When the body is wounded, keratinocyte growth factor comes into play. Keratinocytes form a layer of epithelium that completely covers the wound in a process known as epithelialization. Epithelium is a one of the four main types of tissue. This tissue lines cells and surfaces of many structures found in the body, including skin.
This epithelialization is only one part of wound healing, normally occurring at the end of healing after inflammation. Existing epithelial cells will move across the wound to form new tissue. Typically, the keratinocyte growth factor cells are the first to move to the wound; mobilization begins only a few hours after the wound is inflicted.
In order to move, the keratinocyte growth factor cells must change shape, becoming flatter and longer. All movement occurs underneath the wound scab, eventually separating the scab from any underlying tissue. A moist environment promotes keratinocyte movement because moisture dissolves the scab, reducing its size and toughness.
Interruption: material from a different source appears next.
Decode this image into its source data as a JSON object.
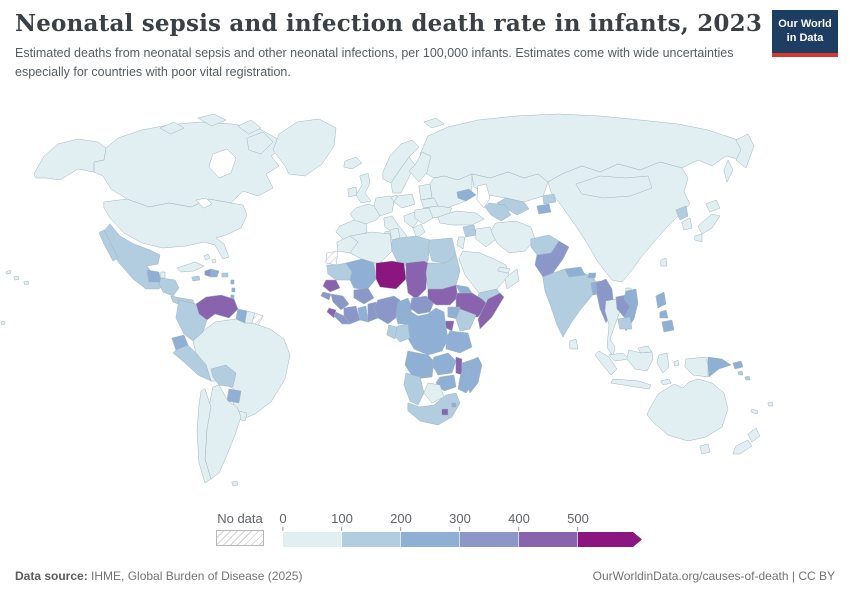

A few days after the kerotinocyte growth factor begins to move, the cells will start to replicate, creating new skin cells. Cell formation is 17 times faster at the wound than anywhere else in the body. At first, only cells at the wound edges will replicate. When the entire wound is covered in new cells, then cell formation occurs on all cells covering the wound.
Once the keratinocyte growth factor meets in the middle of the wound, the cells stop moving. The growth factor begins to produce and release proteins that form the beginnings of cell membranes. New connections are made with existing skin cells until the break in the skin or epidermis is completely healed.